Solutions
On a visit to the TRUMPF Laser Application Centre, Daniel Weller learned about a new development in the field of detection systems. "We previously worked with TRUMPF's VisionLine Detect image processing, which proved invaluable when it came to traditional cell contacting systems (CCS)", he explains. However, TRUMPF's cloud-based EasyModel AI training platform is taking performance to the next level. The combination of EasyModel AI and the AI filter option for TRUMPF's VisionLine Detect image processing system detects variable ambient conditions, component reflections, changing lighting situations and fluctuations in material properties. "Shortly after TRUMPF officially launched EasyModel AI, we were awarded a contract for a complex cell contacting system that entailed significant challenges due to its two-metre length and 50 welding positions. EasyModel AI came along at just the right time," says Weller.
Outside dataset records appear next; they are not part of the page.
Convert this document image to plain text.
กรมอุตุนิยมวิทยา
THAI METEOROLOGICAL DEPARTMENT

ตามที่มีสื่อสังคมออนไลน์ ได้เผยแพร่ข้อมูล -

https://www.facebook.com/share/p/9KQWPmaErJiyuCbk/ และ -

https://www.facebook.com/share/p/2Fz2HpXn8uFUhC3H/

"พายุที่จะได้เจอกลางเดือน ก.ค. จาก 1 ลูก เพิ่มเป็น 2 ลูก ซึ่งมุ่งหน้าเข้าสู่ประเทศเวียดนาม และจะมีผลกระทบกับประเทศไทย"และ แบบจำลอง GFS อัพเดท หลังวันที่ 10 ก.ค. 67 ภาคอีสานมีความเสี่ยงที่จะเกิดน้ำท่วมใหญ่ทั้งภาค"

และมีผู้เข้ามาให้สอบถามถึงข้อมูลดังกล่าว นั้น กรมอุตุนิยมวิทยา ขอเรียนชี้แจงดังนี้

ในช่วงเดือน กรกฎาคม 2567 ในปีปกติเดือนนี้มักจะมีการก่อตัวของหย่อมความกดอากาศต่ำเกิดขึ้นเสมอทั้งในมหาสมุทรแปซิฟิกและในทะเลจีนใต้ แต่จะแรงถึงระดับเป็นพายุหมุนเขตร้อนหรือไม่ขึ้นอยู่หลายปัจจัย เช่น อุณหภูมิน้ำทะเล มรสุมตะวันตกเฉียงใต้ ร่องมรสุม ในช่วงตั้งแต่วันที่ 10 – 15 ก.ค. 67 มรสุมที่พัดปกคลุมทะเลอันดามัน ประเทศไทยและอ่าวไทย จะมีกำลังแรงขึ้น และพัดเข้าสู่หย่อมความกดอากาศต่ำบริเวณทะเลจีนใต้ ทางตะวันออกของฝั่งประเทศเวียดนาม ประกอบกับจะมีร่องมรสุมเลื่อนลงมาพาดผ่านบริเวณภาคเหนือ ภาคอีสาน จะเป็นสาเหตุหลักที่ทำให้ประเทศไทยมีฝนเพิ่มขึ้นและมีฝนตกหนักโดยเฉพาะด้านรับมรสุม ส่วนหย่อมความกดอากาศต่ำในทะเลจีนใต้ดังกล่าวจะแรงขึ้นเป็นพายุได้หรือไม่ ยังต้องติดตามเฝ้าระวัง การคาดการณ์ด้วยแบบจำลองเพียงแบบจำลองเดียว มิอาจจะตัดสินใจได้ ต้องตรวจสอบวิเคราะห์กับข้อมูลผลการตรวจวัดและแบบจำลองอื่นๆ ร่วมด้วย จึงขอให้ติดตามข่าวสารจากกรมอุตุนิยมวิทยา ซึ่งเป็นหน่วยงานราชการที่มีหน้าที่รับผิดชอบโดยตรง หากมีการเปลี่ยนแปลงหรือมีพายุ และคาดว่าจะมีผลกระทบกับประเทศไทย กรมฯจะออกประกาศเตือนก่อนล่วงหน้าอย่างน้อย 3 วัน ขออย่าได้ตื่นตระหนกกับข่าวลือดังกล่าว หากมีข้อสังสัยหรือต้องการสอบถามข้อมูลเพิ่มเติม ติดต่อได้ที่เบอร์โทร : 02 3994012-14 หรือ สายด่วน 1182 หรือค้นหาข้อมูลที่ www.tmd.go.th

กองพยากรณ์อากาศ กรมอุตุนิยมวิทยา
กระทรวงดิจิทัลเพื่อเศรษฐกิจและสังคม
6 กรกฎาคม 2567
EasyModel AI is a tool that enables users without any programming knowledge to create and train their own image-based AI models to fit components precisely. "Firstly, we simply use VisionLine Detect to take images of the segments of the component where welding positions need to be set. We store the images using Quality Data Storage, and we can then upload them to EasyModel AI, which is easily accessible through our MyTRUMPF platform", Weller explains. Once a project has been created, Weller and his colleagues mark the welding positions to be detected on the images. The AI then starts its analysis and calculates a model. The operator can then optimise the model intuitively step by step. Only a few training images are needed to create a functional AI model. Once a satisfactory model is achieved, it is transferred to the production line. The AI filter option for VisionLine Detect is employed there, accurately distinguishing between relevant image areas and other elements like fixtures, dirt or reflections. "The difference between VisionLine Detect with and without an AI filter is very clear at this point," says Weller. "The AI filter creates a binary image, i.e. in black and white only. The detected component is displayed in white, while the surrounding areas appear in black. This allows the edge detection algorithms to easily identify the welding area to be detected." Previously, Weller and his team used TRUMPF's VisionLine Detect image processing system with position-dependent laser exposure. This was specifically adjusted to identify the respective positions reliably. The process had to be individually adapted to the respective position in the processing field to compensate for the different reflections from the component surfaces. The process was time-consuming and subject to numerous influencing factors; moreover, it had to be performed separately for each component position.
Implementation
To implement the new solution, ElringKlinger simply needed to activate the EasyModel AI option with the AI filter and complete a brief introductory phase. "During commissioning of the pre-series system directly on the component, TRUMPF employees supported us throughout every step of the process," says Weller. "After just an hour or two, we had our first component ready." If any uncertainties crop up today, TRUMPF experts quickly resolve them remotely or in Teams meetings. Collaboration is made easier with TRUMPF's Quality Data Storage, which is used to store and save files, and even share them with TRUMPF's specialists if required.
For Weller, the simplicity of the training process is one of the main advantages of EasyModel AI: "We need hours rather than days to achieve good results." It is also important that no prior knowledge is needed to achieve good results. "This becomes vital once series production is underway and our less experienced colleagues at the sites need to make minor adjustments. The system operates on a 'what-you-see-is-what-you-get' principle, making it easy to understand even for those without programming experience," says Weller. The ability to make minor adjustments is also an advantage for Weller and his colleagues: "Every CCS is structured differently, but sometimes the differences are only minimal. With the help of AI, we can now use existing training images of CCS as the basis for new models by simply retraining to accommodate minor deviations. This further accelerates the development phase."